Information flow on trees

Abstract

Consider a tree network $T$, where each edge acts as an independent copy of a given channel $M$, and information is propagated from the root. For which $T$ and $M$ does the configuration obtained at level $n$ of $T$ typically contain significant information on the root variable? This problem arose independently in biology, information theory and statistical physics. For all $b$, we construct a channel for which the variable at the root of the $b$-ary tree is independent of the configuration at level 2 of that tree, yet for sufficiently large $B>b$, the mutual information between the configuration at level $n$ of the $B$-ary tree and the root variable is bounded away from zero. This is related to certain secret-sharing protocols. We improve the upper bounds on information flow for asymmetric binary channels (which correspond to the Ising model with an external field) and for symmetric $q$-ary channels (which correspond to Potts models). Let $\lam_2(M)$ denote the second largest eigenvalue of $M$, in absolute value.
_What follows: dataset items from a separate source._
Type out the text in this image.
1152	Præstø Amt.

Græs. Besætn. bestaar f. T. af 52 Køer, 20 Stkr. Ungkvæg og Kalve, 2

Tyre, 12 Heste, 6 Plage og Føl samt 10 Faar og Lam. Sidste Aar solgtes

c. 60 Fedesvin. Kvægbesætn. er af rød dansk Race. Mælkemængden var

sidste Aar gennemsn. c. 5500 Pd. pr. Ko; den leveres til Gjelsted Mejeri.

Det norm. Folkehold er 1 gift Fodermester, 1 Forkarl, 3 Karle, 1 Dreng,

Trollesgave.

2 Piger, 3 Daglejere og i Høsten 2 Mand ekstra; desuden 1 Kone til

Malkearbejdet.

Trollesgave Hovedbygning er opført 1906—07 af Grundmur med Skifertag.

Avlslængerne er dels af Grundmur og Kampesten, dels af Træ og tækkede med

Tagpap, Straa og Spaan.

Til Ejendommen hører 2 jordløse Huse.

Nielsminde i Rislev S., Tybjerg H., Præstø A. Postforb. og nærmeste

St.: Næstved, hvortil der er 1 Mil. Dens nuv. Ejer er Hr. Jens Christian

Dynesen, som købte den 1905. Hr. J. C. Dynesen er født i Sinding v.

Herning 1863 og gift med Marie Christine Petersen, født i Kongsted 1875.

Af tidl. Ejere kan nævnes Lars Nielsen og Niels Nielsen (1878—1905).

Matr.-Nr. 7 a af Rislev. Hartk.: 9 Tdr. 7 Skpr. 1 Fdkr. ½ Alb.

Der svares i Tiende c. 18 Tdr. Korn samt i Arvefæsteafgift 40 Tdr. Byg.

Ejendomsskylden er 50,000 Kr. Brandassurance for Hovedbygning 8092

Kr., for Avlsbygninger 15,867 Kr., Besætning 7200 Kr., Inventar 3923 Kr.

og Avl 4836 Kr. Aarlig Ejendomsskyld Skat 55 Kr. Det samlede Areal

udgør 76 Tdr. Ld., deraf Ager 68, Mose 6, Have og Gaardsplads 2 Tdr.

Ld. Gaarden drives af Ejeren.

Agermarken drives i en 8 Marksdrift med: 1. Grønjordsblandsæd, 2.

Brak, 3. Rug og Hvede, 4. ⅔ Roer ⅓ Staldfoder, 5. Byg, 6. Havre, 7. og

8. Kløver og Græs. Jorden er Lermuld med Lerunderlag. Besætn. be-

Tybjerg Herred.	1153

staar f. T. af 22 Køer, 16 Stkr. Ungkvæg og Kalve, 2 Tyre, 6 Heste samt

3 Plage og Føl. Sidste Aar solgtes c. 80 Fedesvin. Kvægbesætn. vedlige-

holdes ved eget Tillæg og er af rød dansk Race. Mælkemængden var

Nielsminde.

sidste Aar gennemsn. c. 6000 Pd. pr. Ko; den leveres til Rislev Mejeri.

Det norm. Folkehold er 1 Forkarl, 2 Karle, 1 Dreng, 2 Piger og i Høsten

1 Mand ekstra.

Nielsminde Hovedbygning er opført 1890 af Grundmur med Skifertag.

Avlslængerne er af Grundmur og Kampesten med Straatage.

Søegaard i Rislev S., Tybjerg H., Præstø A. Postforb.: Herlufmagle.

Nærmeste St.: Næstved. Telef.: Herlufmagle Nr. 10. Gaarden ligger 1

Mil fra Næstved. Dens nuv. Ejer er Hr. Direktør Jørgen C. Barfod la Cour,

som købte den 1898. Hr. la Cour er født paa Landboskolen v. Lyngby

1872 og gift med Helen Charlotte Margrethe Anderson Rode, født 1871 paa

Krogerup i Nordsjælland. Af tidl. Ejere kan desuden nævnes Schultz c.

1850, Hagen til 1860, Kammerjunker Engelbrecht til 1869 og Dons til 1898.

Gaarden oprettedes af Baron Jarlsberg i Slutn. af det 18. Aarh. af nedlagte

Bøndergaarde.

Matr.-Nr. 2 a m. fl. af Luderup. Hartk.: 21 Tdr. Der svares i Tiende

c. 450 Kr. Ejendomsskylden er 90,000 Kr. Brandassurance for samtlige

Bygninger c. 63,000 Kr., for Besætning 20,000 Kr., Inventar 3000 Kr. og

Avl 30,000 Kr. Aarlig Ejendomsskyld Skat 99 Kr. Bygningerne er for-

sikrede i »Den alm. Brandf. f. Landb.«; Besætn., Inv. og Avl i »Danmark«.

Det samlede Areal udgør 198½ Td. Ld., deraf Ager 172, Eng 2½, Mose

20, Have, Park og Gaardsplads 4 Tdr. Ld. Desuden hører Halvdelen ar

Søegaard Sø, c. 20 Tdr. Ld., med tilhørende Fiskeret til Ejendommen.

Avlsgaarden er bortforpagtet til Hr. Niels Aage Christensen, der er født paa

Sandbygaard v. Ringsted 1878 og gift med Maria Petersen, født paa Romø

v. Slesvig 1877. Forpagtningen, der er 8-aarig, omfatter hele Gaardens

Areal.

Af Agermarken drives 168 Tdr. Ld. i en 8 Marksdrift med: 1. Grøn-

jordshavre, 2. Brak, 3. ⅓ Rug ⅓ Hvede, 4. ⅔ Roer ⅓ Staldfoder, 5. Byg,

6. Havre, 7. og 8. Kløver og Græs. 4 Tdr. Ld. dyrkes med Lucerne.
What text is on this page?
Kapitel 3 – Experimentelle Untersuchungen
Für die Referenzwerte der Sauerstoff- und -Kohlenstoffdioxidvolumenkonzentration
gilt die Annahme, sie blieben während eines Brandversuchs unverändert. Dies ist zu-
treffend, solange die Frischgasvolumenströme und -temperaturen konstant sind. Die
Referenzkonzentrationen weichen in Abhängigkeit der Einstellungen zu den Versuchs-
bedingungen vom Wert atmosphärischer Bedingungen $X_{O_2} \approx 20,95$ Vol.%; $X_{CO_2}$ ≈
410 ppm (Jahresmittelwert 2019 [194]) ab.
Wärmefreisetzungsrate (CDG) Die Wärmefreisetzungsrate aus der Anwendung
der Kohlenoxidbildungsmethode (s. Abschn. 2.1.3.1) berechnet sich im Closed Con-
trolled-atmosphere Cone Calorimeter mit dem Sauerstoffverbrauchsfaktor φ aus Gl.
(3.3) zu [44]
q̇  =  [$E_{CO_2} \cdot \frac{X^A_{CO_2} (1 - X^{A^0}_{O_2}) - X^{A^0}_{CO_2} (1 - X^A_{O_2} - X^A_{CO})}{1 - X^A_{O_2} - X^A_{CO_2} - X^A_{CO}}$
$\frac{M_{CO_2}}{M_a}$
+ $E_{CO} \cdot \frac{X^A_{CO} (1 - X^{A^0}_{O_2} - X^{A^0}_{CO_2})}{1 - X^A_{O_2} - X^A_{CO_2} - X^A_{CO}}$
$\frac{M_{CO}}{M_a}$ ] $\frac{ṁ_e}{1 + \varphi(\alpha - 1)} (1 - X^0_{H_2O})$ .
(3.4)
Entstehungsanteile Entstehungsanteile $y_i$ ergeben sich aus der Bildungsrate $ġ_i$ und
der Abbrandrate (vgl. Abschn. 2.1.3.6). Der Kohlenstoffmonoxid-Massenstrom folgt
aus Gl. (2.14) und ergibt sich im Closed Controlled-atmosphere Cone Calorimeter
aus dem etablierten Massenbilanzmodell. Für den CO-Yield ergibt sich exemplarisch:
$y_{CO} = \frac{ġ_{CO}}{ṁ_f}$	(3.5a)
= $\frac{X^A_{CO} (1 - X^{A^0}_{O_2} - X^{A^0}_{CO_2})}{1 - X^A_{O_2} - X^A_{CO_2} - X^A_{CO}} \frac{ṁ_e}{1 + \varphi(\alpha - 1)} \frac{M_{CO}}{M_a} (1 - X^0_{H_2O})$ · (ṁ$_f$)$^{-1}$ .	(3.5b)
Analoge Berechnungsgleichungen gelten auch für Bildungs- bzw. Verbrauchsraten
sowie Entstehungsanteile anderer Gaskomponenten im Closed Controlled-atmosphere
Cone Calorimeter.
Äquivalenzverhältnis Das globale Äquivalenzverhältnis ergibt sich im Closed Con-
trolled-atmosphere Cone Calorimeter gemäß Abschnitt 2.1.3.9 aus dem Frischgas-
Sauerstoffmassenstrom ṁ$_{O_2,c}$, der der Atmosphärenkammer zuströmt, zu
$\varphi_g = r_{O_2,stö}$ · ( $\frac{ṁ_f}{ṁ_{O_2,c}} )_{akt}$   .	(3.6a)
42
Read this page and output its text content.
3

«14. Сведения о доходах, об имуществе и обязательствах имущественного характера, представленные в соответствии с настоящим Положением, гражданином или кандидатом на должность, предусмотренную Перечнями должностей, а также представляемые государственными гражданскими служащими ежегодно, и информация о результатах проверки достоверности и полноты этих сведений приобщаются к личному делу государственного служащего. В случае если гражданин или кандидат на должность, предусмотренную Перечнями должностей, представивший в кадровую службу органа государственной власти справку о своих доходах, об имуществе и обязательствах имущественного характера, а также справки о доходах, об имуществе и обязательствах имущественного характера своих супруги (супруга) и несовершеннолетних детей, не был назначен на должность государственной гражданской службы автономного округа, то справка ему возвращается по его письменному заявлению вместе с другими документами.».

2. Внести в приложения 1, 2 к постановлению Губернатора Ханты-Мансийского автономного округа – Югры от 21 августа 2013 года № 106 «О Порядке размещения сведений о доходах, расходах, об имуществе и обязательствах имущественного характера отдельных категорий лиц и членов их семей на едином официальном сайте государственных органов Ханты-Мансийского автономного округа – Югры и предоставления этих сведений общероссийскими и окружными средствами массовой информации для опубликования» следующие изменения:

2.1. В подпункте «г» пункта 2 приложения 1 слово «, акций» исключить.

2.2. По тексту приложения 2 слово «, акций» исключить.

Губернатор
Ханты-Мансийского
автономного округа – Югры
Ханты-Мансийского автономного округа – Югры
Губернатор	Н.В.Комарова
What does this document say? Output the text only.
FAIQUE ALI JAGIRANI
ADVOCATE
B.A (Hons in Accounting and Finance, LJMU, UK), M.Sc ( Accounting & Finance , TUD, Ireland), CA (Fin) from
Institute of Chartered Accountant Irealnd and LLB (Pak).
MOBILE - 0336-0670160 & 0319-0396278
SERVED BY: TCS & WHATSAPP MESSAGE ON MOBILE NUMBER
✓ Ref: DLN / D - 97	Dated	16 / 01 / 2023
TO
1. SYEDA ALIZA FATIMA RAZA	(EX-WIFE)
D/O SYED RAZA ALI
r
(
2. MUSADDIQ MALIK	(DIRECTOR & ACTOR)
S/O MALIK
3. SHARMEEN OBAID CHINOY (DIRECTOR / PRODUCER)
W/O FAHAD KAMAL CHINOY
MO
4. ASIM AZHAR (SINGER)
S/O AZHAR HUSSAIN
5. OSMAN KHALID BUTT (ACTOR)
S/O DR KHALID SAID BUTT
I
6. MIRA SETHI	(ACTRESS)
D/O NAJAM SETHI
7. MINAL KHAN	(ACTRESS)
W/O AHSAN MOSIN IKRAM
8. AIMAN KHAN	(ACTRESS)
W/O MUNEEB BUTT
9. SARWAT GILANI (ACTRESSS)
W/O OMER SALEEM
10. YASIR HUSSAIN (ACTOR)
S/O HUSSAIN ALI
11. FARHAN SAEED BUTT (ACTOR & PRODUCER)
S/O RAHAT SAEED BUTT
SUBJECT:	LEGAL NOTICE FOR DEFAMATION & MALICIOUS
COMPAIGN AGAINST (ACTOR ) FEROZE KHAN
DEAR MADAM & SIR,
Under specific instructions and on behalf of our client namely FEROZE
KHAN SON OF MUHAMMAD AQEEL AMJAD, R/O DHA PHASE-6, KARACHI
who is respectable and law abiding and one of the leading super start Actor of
A CLT of Kesten and Stigum~(1966) implies that if $b |\lam_2(M)|^2 >1$, then the {\em census} of the variables at any level of the $b$-ary tree, contains significant information on the root variable. We establish a converse: if $b |\lam_2(M)|^2 < 1$, then the census of the variables at level $n$ of the $b$-ary tree is asymptotically independent of the root variable. This contrasts with examples where $b |\lam_2(M)|^2 <1$, yet the {\em configuration} at level $n$ is not asymptotically independent of the root variable.